Giuseppe Arcimboldo

Giuseppe Arcimboldo, like Hieronymus Bosch, was an artist several centuries ahead of his time. He was born into a distinguished Milanese family of archbishops, jurists and artists in 1527, when the Italian Renaissance was in full flower. 

In the Service of Emperors

In 1562 Arcimboldo crossed the Alps to Vienna for a position as court portraitist and festival organiser for Habsburg Emperor Ferdinand I (r. 1558-1564), who died almost immediately after Archimboldo’s arrival. Fortunately, emperor Maximilian II (r. 1564-1576) and his young son Rudolf II (r. 1576-1612), decided to honor Arcimboldo’s contract.
Rudolf II became quite fond of Arcimboldo, who crafted grand costume pageants in the boy’s honor, such as a spectacle in which the six-year-old Rudolf played the part of a knighted dwarf in full plate armor among adults dressed as giants and monsters.

A Bohemian Parnassus

Rudolf II was known by his contemporaries as the greatest art patron in the world and Prague became, under Rudolf’s guidance, one of the leading centers for the arts and sciences on the European continent.
The Rudolfine taste for outstanding decoration and fantastic imagery were legendary, and his ambition and insight as a patron and collector changed the way art would be viewed by future generations. He brought into his service some of the most important European artists, architects and scientists. 

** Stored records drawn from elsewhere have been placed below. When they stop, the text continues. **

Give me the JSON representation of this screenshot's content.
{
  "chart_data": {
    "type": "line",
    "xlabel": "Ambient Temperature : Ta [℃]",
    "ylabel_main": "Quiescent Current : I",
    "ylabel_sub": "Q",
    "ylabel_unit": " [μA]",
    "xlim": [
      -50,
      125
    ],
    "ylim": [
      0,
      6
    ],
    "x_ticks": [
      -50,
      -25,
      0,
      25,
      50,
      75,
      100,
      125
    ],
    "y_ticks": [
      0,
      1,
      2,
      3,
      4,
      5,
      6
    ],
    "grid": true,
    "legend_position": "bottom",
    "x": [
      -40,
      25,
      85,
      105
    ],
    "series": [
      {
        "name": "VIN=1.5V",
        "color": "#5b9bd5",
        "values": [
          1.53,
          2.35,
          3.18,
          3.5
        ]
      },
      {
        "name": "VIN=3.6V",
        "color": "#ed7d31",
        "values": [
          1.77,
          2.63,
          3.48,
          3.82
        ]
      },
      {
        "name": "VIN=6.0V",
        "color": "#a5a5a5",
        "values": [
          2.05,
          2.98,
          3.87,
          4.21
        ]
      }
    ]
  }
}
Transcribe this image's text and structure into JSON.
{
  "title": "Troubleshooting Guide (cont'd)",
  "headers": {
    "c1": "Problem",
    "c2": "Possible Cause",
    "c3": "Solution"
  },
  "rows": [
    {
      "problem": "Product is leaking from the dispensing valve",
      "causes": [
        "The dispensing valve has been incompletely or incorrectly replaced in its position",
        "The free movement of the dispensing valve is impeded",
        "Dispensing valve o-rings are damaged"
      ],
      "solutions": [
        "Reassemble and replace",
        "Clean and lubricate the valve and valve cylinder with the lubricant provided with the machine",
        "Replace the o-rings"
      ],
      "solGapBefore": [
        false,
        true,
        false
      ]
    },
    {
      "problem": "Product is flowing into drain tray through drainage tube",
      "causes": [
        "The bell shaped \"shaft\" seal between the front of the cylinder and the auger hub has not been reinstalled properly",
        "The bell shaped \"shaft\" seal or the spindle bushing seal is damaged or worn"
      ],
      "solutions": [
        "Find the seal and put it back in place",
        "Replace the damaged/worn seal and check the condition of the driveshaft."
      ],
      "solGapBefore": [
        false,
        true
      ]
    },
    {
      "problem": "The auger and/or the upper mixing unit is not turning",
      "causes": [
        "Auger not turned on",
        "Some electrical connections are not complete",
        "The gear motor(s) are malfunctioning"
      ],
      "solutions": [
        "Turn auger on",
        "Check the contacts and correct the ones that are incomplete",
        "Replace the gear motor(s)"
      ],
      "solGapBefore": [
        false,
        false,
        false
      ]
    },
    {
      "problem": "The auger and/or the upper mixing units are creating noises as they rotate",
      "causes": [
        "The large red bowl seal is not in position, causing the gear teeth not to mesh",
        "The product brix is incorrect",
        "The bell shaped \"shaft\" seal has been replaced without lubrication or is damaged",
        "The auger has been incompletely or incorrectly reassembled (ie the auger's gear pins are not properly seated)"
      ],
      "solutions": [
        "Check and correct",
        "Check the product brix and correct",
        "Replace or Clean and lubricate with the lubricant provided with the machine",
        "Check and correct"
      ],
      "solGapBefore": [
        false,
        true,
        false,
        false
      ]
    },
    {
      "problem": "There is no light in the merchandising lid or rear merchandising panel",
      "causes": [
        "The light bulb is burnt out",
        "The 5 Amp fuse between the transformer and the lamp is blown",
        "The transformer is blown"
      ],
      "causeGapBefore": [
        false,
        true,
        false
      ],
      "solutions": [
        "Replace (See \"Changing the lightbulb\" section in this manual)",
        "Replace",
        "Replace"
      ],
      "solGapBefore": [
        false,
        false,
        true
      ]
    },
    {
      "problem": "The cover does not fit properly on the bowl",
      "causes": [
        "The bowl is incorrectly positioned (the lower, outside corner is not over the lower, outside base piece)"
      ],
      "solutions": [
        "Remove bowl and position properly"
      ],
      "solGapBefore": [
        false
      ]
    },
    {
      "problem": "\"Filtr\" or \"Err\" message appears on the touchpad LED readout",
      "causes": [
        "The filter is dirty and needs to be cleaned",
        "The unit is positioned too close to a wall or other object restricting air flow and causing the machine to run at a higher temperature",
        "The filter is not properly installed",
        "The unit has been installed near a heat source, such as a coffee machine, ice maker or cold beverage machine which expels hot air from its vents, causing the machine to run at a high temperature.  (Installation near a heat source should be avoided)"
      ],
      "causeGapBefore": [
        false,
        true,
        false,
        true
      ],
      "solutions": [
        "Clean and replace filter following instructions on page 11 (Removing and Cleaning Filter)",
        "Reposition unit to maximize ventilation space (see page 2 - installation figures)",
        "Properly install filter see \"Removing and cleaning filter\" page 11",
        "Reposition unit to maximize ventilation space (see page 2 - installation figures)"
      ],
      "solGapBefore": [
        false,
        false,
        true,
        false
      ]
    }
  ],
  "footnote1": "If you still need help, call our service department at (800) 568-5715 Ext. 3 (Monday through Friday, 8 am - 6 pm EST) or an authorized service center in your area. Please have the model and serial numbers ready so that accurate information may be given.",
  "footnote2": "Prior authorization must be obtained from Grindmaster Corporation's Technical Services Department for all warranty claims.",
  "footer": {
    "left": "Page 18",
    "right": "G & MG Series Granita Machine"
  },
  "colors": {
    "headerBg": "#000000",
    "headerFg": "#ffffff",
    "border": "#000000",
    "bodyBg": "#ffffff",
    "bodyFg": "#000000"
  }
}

Rudolfine Prague was a scene of communication, collaboration and commentary between artists, scholars and scientists. This interdisciplinary cross-pollination had a strong influence on Arcimboldo’s painting, helping him to combine classical allusion and allegory with contemporary painting techniques. 

In 1587 Arcimboldo left the court in Prague to return to his family home in Milan.


It was in Milan that he produced his most famous work, Vertumnus, a portrait of Rudolf II re-imagined as the Roman god of metamorphoses in nature and life. It depicts Rudolf’s face composed of fruit and flowers, symbolising the perfect balance and harmony with nature that his reign represented.

Vertumnus reached Rudolf during the winter of 1591. On May Day, 1592, Rudolf II granted his childhood friend the title of Count Palatine, which guaranteed that Archimboldo and his heirs would enjoy continued income and status for generations. Giuseppe Arcimboldo died shortly thereafter on July 11th, 1593, in his home in Milan.

After Arcimboldo

Arcimboldo’s influence on his contemporaries was surprisingly minimal. Several anonymous artists produced paintings highly derivative of this style in the decades following Archimboldo's death, but none of them made any effort to push forward his ideas and themes. That is; with the exception of a quartet of seasonal portraits painted in the 17th Century by Flemish landscape pioneer Joos de Momper, and a few satirical composite portraits used in political posters and cartoons.

The late 18th Century movement from Realism to Impressionism was hardly influenced by Arcimboldo’s work, instead creating large-scale forms out of non-representational building blocks to mimic perception rather than layering symbolism upon symbolism.

It wasn’t until the 20th Century that Arcimboldo was rediscovered by the Modernists and Surrealists. We see echoes of Arcimboldo in the works of Pablo Picasso, George Grosz, Rene Magritte and, especially, Salvador Dalí. Dalí called Arcimboldo the “father of Surrealism”.